The conventional wisdom about how to market a book goes something like this: blog, maintain a website, post on Facebook, chat on Twitter yada yada yada…
But, as Becky pointed out in her response to Heather’s “Snagging Readers” post the other day, “social media is great for building community and connecting with readers once you have them, but it’s terrible for finding readers.”
Which means much of the marketing advice for authors is wrong. So what do we do?
Mark Coker, CEO of Smashwords, once wrote, “In this new age of the immortal book, marketing will take a back seat to discovery.”
The problem is, almost everyone in the publishing industry is still trying to solve the discoverability problem. This isn’t an issue that only faces Christian writers of speculative fiction. It’s a problem faced by every author who doesn’t already have a platform the size of New York.
Elsewhere, Coker wrote about results of a survey he conducted that show the ways readers find books are varied. That means we need to use multiple ways of finding readers.
Discoverability is a frequent topic over at the Beyond the Book podcast, where in an episode from last year Otis Chandler, CEO of Goodreads, said although there’s no silver bullet for book discovery, there are some best practices to consider.

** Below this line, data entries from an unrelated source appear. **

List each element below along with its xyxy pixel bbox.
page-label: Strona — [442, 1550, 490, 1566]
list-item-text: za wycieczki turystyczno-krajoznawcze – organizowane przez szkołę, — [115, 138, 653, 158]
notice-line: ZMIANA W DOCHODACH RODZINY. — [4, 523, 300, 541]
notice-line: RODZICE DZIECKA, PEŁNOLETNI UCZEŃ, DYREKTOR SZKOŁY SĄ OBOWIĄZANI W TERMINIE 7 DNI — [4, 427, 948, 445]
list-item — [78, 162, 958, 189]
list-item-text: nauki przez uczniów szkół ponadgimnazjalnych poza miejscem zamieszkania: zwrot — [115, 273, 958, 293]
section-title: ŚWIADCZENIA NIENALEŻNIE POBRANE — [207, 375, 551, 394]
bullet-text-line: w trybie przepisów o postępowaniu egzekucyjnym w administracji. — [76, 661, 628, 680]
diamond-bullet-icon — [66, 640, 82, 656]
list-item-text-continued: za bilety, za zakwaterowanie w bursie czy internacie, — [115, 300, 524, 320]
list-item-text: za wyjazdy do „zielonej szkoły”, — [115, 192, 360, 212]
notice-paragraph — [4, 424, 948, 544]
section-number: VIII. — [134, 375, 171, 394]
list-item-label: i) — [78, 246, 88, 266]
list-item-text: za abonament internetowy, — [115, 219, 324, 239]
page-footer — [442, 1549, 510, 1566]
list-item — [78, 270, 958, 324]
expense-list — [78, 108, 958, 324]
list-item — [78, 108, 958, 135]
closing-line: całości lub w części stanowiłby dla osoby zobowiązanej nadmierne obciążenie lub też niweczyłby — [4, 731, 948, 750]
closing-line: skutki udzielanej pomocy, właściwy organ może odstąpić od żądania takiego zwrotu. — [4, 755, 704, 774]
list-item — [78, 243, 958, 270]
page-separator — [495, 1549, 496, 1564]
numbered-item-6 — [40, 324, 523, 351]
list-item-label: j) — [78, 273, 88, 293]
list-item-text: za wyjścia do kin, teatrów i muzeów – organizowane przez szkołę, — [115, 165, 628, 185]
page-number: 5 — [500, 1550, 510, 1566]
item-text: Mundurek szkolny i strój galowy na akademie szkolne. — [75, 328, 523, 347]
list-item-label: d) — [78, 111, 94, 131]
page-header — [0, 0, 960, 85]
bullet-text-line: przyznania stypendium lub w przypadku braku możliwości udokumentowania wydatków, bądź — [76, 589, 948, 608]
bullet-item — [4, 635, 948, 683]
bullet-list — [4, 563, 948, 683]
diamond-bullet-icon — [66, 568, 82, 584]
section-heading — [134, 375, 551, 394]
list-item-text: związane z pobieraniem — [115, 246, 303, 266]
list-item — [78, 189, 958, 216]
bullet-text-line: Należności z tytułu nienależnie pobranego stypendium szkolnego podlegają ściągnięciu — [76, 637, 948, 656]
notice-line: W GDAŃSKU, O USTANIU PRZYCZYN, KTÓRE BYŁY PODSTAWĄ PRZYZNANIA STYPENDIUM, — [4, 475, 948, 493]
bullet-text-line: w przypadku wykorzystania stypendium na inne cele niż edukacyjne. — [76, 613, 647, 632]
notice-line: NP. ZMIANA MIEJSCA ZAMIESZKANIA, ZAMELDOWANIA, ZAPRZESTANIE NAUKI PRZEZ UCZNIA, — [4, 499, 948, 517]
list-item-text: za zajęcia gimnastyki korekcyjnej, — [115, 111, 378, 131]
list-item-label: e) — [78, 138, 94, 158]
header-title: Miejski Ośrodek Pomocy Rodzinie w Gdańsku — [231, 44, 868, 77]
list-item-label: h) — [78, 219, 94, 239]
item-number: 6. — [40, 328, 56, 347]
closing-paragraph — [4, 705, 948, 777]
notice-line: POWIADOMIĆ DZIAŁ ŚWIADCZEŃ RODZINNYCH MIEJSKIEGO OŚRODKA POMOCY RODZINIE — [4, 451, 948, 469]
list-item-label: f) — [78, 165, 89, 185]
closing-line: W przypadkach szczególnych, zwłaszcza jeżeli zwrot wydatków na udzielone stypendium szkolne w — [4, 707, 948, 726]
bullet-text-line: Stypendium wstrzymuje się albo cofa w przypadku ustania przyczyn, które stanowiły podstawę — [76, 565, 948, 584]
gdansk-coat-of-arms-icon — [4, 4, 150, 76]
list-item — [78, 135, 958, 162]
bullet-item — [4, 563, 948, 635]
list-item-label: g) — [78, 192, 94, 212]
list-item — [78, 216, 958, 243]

Many of them have to do with metadata, which was the subject of another Beyond the Book episode wherein Renee Register, co-author of The Metadata Handbook, called metadata “the information needed for product description—what the potential reader or consumer might need to know, either to find or discover a book, and, importantly, to decide if that’s the book that they want.” That means that what we write about our book in its description is almost as important for finding readers as writing the book itself.
I don’t claim to have the answers—I’m not sure anyone does. But one of the most intriguing articles I’ve read on the subject lately is “Are You Marketing to Your ‘Adjacent Fans’?” by Porter Anderson. It suggests that one way to find readers is to look sideways. For example, instead of “My book will appeal to readers who enjoy Isaac Asimov,” one might pitch one’s book as “My book will appeal to the kind of people who enjoy Star Wars.”
This approach fits in very nicely with Faith & Fantasy Alliance’s plan to market books at fan cons. That may be only one piece of our discoverability puzzle, but every piece gets us closer to the goal.